For years, Mayo Clinic physician-scientist Steven Rosenfeld has been trying to convince colleagues that nonmuscle myosins are critical in glioblastoma because tumor cells are more dependent on myosin than are healthy cells. But there’s a hitch: there are two subtypes of NMII, A and B, and removing just one subtype causes cells to upregulate the other so dramatically that the cells grow better than they would without treatment.
Between that double bind and the risk of side effects from blocking heart or skeletal myosins, Rosenfeld has grown accustomed to hearing from other experts that myosin was impossible to block safely. But then a US National Institutes of Health program officer introduced him to Miller, and the two research groups teamed up to test one of the firm’s compounds, MT-125, against glioblastoma in mice (Cell 2025, DOI: 10.1016/j.cell.2025.05.019).
The researchers found that MT-125 strikes just the balance of specificity needed to treat glioblastoma and that it modestly increases the lifespan of mice with the cancer. When combined with other approved drugs, the molecule dramatically improved the animals’ survival. According to glioblastoma researcher Jerome Irianto of Florida State University, this second paper is “rich in both mechanistic insight and therapeutic promise.”
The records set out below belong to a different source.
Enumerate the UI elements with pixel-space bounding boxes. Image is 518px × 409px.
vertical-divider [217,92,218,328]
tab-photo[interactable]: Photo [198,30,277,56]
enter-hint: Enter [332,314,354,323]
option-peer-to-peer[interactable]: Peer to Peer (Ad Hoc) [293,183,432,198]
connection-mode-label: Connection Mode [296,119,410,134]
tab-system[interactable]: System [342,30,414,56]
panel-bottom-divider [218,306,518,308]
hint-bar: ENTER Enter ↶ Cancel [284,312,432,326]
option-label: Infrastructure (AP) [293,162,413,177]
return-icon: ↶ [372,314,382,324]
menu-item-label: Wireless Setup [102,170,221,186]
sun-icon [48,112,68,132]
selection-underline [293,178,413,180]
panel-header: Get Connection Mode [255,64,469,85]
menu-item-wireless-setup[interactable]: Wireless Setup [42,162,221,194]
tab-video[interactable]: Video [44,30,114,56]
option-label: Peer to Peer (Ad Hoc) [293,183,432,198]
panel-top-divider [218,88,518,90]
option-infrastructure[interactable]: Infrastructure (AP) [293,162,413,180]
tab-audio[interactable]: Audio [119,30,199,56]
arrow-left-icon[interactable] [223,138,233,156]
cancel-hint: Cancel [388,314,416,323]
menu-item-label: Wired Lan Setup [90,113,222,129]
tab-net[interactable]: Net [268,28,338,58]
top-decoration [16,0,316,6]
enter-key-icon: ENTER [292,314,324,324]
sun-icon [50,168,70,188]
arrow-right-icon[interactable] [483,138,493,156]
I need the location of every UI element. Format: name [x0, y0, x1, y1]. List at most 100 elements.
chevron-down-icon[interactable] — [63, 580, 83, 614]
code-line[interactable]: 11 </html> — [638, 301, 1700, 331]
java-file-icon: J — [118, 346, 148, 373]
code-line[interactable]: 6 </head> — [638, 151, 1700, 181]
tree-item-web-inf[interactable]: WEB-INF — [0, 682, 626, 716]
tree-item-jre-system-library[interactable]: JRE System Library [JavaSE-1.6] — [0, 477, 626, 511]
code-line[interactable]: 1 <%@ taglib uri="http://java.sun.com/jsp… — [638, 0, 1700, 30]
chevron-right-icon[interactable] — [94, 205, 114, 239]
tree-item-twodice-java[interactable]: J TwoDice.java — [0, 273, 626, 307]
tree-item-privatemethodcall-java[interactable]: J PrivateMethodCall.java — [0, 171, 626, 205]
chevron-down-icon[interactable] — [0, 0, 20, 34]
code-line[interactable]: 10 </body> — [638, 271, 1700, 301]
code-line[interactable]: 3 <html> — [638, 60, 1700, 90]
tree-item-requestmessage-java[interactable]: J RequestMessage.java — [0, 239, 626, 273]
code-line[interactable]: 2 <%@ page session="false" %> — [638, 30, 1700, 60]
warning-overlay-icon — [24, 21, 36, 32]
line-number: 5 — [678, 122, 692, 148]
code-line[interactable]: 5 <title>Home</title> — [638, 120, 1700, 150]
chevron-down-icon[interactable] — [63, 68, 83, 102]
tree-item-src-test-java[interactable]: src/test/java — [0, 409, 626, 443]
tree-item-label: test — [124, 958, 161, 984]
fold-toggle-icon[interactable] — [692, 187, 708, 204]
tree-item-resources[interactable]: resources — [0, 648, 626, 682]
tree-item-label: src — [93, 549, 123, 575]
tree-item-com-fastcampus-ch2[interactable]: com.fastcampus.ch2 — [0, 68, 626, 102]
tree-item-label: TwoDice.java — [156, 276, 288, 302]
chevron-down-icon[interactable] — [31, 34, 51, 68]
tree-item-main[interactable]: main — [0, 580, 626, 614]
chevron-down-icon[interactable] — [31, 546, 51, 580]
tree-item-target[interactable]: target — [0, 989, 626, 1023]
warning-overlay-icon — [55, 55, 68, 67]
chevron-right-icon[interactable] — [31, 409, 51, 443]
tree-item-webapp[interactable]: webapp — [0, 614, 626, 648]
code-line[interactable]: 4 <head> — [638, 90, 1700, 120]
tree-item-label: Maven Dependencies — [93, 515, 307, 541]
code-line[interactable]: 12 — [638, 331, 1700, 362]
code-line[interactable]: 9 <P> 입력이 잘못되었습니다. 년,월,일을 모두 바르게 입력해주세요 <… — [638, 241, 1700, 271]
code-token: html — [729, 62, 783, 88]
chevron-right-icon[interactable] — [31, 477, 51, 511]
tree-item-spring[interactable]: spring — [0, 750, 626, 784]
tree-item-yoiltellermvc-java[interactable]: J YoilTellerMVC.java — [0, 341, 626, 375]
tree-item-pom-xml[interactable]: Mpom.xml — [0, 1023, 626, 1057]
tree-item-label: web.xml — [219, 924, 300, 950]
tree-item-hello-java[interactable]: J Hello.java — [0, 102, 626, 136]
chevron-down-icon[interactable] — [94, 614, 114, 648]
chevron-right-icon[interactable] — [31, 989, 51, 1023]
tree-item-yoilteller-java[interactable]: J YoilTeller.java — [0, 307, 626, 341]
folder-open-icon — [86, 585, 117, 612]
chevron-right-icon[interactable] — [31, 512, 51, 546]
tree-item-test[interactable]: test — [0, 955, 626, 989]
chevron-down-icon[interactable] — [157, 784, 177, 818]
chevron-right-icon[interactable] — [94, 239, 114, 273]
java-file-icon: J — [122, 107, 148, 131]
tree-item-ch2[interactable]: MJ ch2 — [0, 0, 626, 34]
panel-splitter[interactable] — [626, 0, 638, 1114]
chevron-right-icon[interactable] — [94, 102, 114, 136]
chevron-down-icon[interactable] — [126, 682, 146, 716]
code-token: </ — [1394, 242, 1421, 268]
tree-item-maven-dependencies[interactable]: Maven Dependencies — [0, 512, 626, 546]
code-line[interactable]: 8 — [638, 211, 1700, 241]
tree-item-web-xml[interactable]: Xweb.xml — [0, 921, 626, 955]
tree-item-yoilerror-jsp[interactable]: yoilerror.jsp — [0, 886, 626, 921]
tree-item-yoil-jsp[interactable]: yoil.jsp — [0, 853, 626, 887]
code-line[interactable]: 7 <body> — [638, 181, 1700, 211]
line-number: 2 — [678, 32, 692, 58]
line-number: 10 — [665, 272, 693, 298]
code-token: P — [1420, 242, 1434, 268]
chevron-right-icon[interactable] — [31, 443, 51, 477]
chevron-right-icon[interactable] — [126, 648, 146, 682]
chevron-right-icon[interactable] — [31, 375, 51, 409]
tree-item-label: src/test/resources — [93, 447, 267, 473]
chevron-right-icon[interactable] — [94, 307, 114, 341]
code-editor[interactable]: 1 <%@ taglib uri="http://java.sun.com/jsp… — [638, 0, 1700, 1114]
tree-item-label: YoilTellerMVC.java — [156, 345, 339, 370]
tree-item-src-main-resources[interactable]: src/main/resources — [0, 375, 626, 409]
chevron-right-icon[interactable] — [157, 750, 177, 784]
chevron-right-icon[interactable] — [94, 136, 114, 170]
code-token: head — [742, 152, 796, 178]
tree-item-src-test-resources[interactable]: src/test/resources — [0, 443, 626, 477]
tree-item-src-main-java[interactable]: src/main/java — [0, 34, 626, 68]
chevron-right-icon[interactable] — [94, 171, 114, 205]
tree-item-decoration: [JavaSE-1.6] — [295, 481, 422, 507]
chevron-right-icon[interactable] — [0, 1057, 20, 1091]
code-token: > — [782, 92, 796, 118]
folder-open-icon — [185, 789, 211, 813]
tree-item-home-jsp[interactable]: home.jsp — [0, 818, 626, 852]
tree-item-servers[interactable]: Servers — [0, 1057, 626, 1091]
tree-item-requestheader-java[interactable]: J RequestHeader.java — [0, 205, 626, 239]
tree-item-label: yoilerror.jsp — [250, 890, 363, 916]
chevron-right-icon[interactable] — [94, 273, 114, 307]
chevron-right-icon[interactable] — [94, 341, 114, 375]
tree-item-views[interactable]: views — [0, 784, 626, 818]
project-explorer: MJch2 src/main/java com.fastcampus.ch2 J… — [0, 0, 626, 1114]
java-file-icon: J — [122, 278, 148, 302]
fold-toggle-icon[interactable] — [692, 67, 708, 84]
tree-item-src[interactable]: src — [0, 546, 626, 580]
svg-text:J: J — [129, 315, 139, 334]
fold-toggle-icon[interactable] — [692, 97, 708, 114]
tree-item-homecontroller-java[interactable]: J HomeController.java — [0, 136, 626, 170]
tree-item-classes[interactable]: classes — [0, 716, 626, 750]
The US Food & Drug Administration recently green-lighted the firm to start testing MT-125 in first-in-human trials. Earlier this year, Myosin Therapeutics raised an additional $3 million in seed funding to support this work.
It’s gratifying to finally show some proof that myosin can be inhibited safely and confer some benefit in animal models, Rosenfeld says. “Courtney and I have been working in the wilderness for a long time.” Still, he cautions that any potential benefit to patients may be years away from being realized. “Patients who have this disease are understandably deeply concerned about finding a way to beat it, and I don’t want to raise hope unnecessarily.”